The Library of Congress Packard Campus National Audio-Visual Conservation Center, Photo by Shawn Miller.
The Library of Congress Packard Campus National Audio-Visual Conservation Center. Photo by Shawn Miller.

I’m often asked what sound recordings are most at risk of being lost before we are able to preserve them. The fact is, the two-headed monster of physical degradation and technological obsolescence can make virtually any recording a challenge to preserve. But there are two analog formats, lacquer discs (also called “acetates” or “instantaneous discs”) and magnetic tape (in a multitude of sizes and formats) that standout as particularly vulnerable and challenging to archivists. This is especially true given their long and widespread use for both commercial and non-commercial audio recording. What is more, with very few exceptions our entire recorded radio legacy, spanning from the early 1930s into the 1990s, was recorded on one of these fragile mediums. Consider also that from 1940-1945 the World War II aluminum embargo resulted in the adoption by radio stations of glass-based lacquer discs, perhaps the most fragile audio medium of all.

This week, the Radio Preservation Task Force of the Library of Congress National Recording Preservation Board convenes a two day conference, “Saving America’s Radio Heritage: Radio Preservation, Access and Education.” The conference will feature scholars, media professionals and audiovisual archivists discussing the cultural and historical significance of radio, the challenges to preserving and providing increased public access and awareness, and the strategies we’ll need to meet all these challenges.
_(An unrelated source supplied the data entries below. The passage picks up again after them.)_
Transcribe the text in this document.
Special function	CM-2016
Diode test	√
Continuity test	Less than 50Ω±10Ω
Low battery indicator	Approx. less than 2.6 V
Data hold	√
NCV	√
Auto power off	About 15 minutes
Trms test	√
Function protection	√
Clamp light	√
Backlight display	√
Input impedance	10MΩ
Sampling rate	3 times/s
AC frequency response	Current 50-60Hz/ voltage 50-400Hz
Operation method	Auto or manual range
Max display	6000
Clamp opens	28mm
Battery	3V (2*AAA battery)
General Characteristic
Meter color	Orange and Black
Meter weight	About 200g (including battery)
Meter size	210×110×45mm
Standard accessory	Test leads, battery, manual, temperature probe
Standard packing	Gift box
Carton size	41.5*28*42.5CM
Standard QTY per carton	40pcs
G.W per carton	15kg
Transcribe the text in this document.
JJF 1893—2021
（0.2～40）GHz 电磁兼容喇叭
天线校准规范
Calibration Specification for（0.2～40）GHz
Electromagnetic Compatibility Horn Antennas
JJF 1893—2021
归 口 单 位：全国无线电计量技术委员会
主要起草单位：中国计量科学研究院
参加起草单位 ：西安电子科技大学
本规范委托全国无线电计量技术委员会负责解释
The United States Congress mandated the preservation of broadcast recordings 40 years ago in the 1976 revision of the copyright law, which included the instruction to the Library of Congress to create the American Television and Radio Archives (ATRA) to “preserve a permanent record of the television and radio programs, which are the heritage of the people of the United States.” Since then, under the aegis of ATRA, the Library has acquired, cataloged and preserved tens of thousands of radio broadcasts. Major collections at the Library include the NBC Radio Collection, WOR (Mutual) Collection, Office of War Information (OWI), Voice of America (VOA), the vast Armed Forces Radio and Television Collection (AFRTS) and the National Public Radio Collection.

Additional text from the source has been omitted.